Train Custom OCR Model

Training an Optical Character Recognition (OCR) model to recognize custom text consists of three steps:

Prepare training data
Train an OCR model
Evaluate OCR training

Prepare Training Data

The Computer Vision Toolbox™ provides deep learning based OCR training and supports transfer learning and fine-tuning of OCR models shipped with the toolbox. Training with deep learning requires hundreds of training samples, of each character part of the character set. After collecting training images, you must label, save, and combine the data into a datastore before training an OCR Model. Use these steps to prepare the data.

Diagram showing ground truth object containing labeled images and data as a groundTruth object The ocrTrainingData takes the labeled ground truth data as inputs and returns datstores. The combine function combines the image, ROI, and text datastores into one datastore that the trainOCR function requires .

Label Training Images

You can use the Image Labeler app to interactively label image ground truth data. Ground truth for OCR must contain the location of text regions and the actual text within the regions. You can specify the location and size of the text region using a rectangle ROI label. You can specify the actual text within each rectangle ROI by adding a string Attribute to the rectangle ROI label. Use one of these methods to launch the Image Labeler:

MATLAB^® Toolstrip: On the Apps tab, under Image Processing and Computer Vision, click the Image Labeler app icon .
MATLAB command prompt: Enter imageLabeler.

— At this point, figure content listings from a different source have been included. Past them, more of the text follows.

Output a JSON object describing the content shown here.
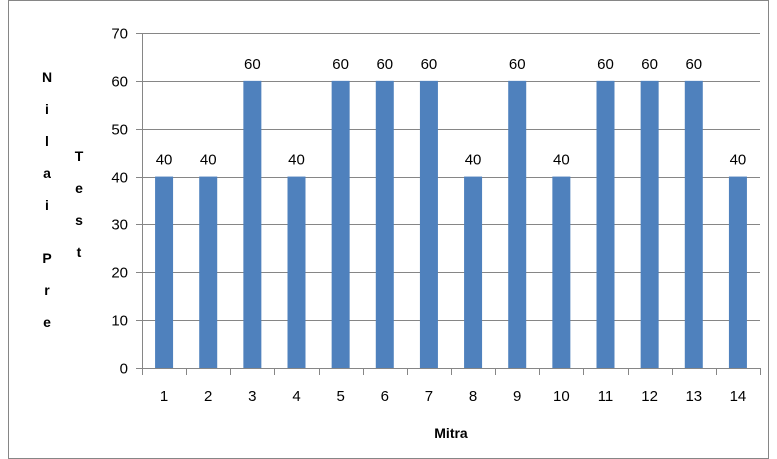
{
  "chart_data": {
    "type": "bar",
    "categories": [
      "1",
      "2",
      "3",
      "4",
      "5",
      "6",
      "7",
      "8",
      "9",
      "10",
      "11",
      "12",
      "13",
      "14"
    ],
    "values": [
      40,
      40,
      60,
      40,
      60,
      60,
      60,
      40,
      60,
      40,
      60,
      60,
      60,
      40
    ],
    "data_labels": [
      "40",
      "40",
      "60",
      "40",
      "60",
      "60",
      "60",
      "40",
      "60",
      "40",
      "60",
      "60",
      "60",
      "40"
    ],
    "yticks": [
      "0",
      "10",
      "20",
      "30",
      "40",
      "50",
      "60",
      "70"
    ],
    "ylim": [
      0,
      70
    ],
    "xlabel": "Mitra",
    "ylabel": "Nilai Pre Test",
    "ylabel_col1": [
      "N",
      "i",
      "l",
      "a",
      "i",
      "P",
      "r",
      "e"
    ],
    "ylabel_col2": [
      "T",
      "e",
      "s",
      "t"
    ],
    "grid": true,
    "legend": "none",
    "bar_color": "#4F81BD",
    "grid_color": "#868686",
    "frame_color": "#868686"
  }
}
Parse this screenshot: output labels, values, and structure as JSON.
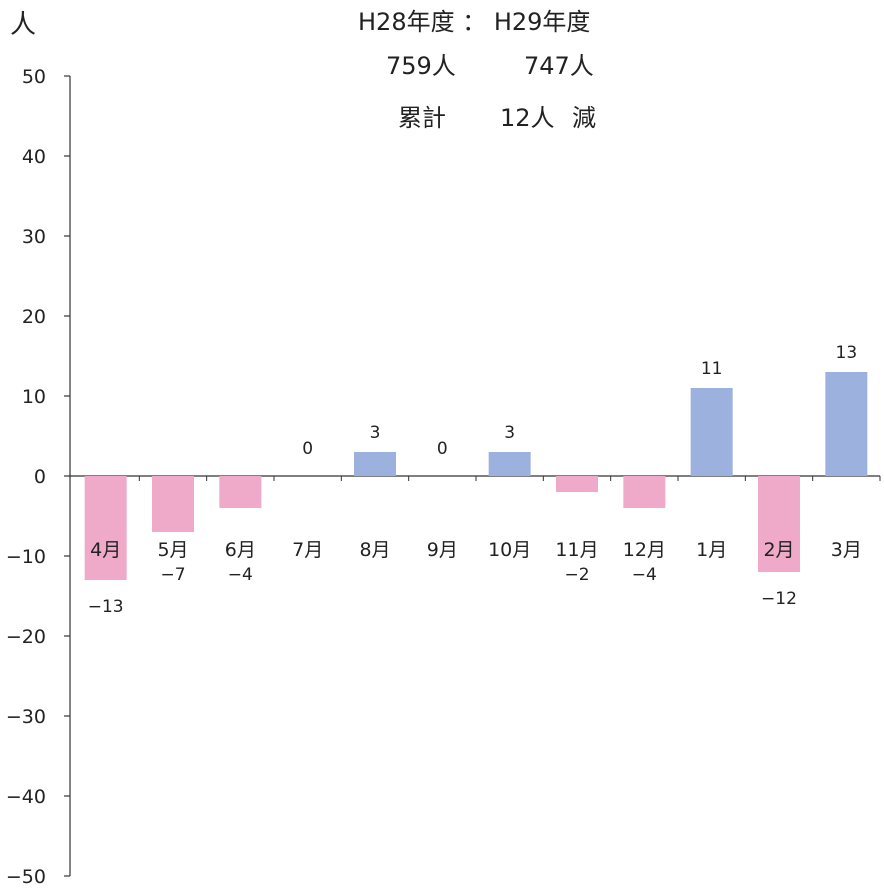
{
  "header": {
    "unit_label": "人",
    "compare_line": "H28年度 ： H29年度",
    "prev_total": "759人",
    "curr_total": "747人",
    "cumulative_label": "累計",
    "cumulative_value": "12人",
    "cumulative_change": "減"
  },
  "colors": {
    "positive": "#9db1de",
    "negative": "#eeaac8",
    "axis": "#333333"
  },
  "chart_data": {
    "type": "bar",
    "title": "",
    "xlabel": "",
    "ylabel": "人",
    "ylim": [
      -50,
      50
    ],
    "yticks": [
      50,
      40,
      30,
      20,
      10,
      0,
      -10,
      -20,
      -30,
      -40,
      -50
    ],
    "grid": false,
    "categories": [
      "4月",
      "5月",
      "6月",
      "7月",
      "8月",
      "9月",
      "10月",
      "11月",
      "12月",
      "1月",
      "2月",
      "3月"
    ],
    "values": [
      -13,
      -7,
      -4,
      0,
      3,
      0,
      3,
      -2,
      -4,
      11,
      -12,
      13
    ],
    "value_labels": [
      "-13",
      "-7",
      "-4",
      "0",
      "3",
      "0",
      "3",
      "-2",
      "-4",
      "11",
      "-12",
      "13"
    ]
  }
}
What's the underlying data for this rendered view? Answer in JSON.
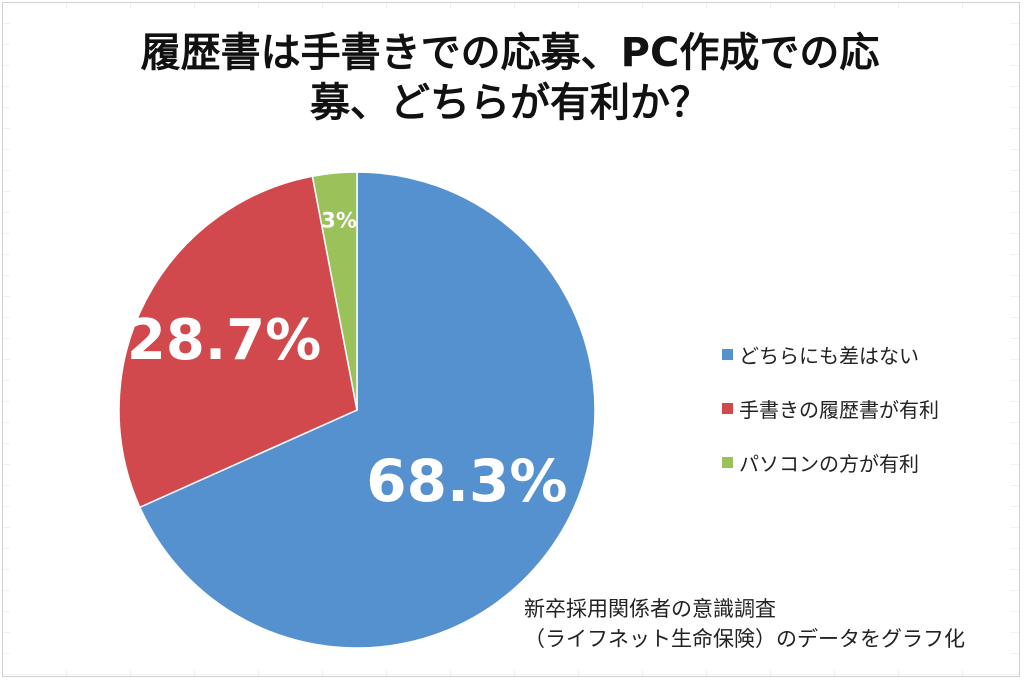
{
  "chart_data": {
    "type": "pie",
    "title_lines": [
      "履歴書は手書きでの応募、PC作成での応",
      "募、どちらが有利か？"
    ],
    "slices": [
      {
        "label": "どちらにも差はない",
        "value": 68.3,
        "display": "68.3%",
        "color": "#5591cf"
      },
      {
        "label": "手書きの履歴書が有利",
        "value": 28.7,
        "display": "28.7%",
        "color": "#d2494d"
      },
      {
        "label": "パソコンの方が有利",
        "value": 3.0,
        "display": "3%",
        "color": "#9bc25a"
      }
    ],
    "legend_position": "right",
    "source_lines": [
      "新卒採用関係者の意識調査",
      "（ライフネット生命保険）のデータをグラフ化"
    ]
  }
}
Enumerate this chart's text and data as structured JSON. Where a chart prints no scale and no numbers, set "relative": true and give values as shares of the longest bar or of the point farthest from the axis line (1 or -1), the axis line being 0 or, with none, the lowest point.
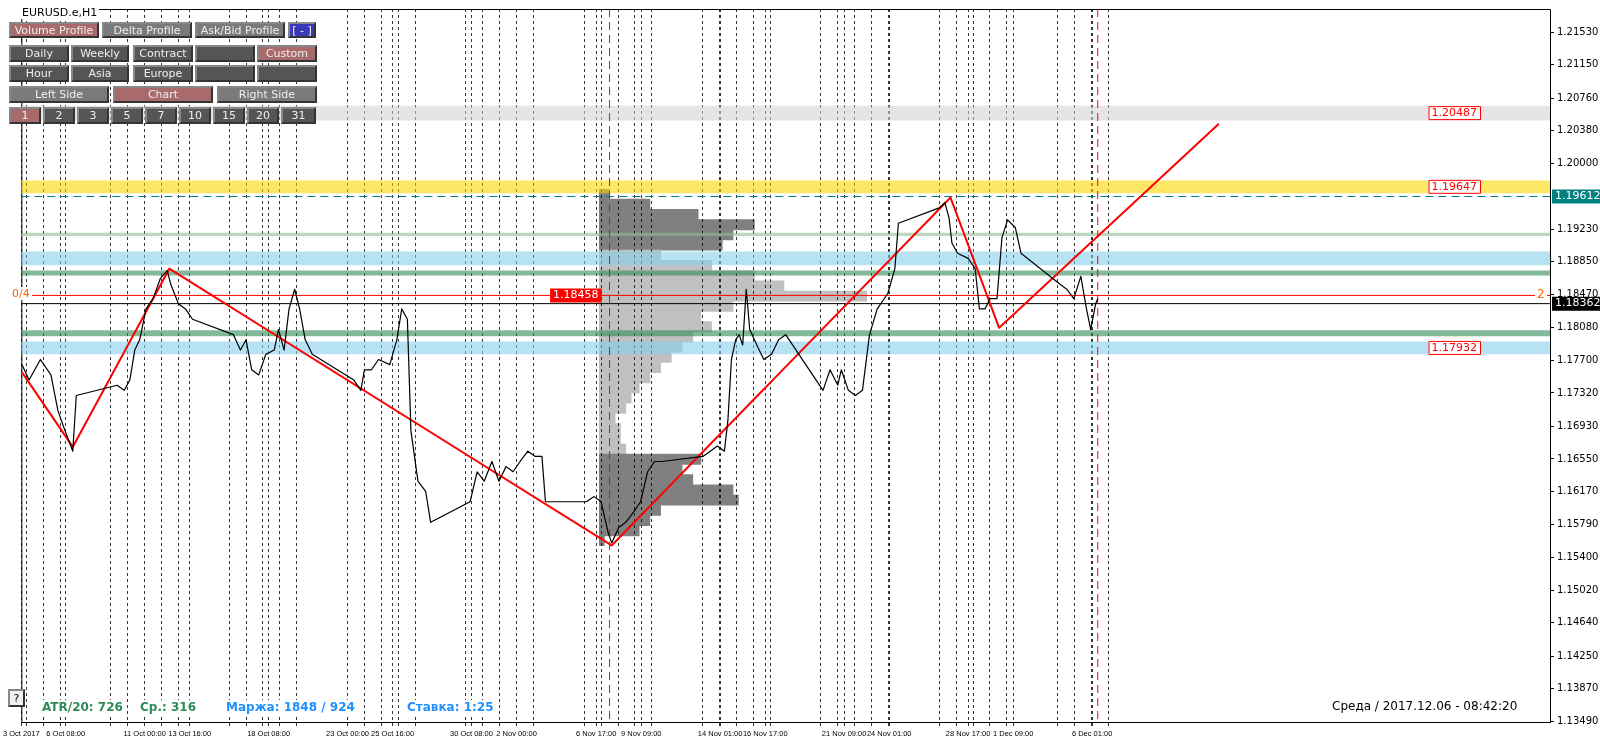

The Image Labeler toolstrip provides these buttons to use for labeling OCR data:

Import — Load a collection of images.
Label — Add Rectangle bounding box labels.
Attribute — Add a string Attribute to the rectangle ROI label which defines the type of content in the bounding box.
Export — Export labels and label definitions as a ground truth object.

For more details about using the Image Labeler app, see Get Started with the Image Labeler.

Create Label Data Using Image Labeler

Load an image collection from a folder or an ImageDatastore object into the Image Labeler app.
Define a rectangle ROI and name it. For example, Text.
Define a string attribute for the label, which defines the type of text string in the ROI, and name it. For example, word.
Label the text in the collection of images, or use an automation algorithm to prelabel some of the text automatically. For more details using an automation algorithm, see Automate Ground Truth Labeling for OCR.
Export the labeled data to the workspace or save it to a file. The app exports the labels as a groundTruth object.

Load Training Data From Ground Truth

Use the ocrTrainingData function to load training data from the exported groundTruth object. The ocrTrainingData function returns three datastores for images, bounding boxes, and text. For the purposes of training, combine those datastores using the combine function.

Train an OCR model

Use the trainOCR function to train an OCR model and configure the training options using the ocrTrainingOptions function. Optionally, for faster performance, you can quantize the trained models using the quantizeOCR function, but this can decrease the accuracy of the model. This can be helpful if the OCR model will be deployed in resource constrained systems. For an example that demonstrates how to use these functions, see Train an OCR Model to Recognize Seven-Segment Digits.

Evaluate OCR training

Use the metrics generated by the evaluateOCR function to evaluate the quality of the OCR model.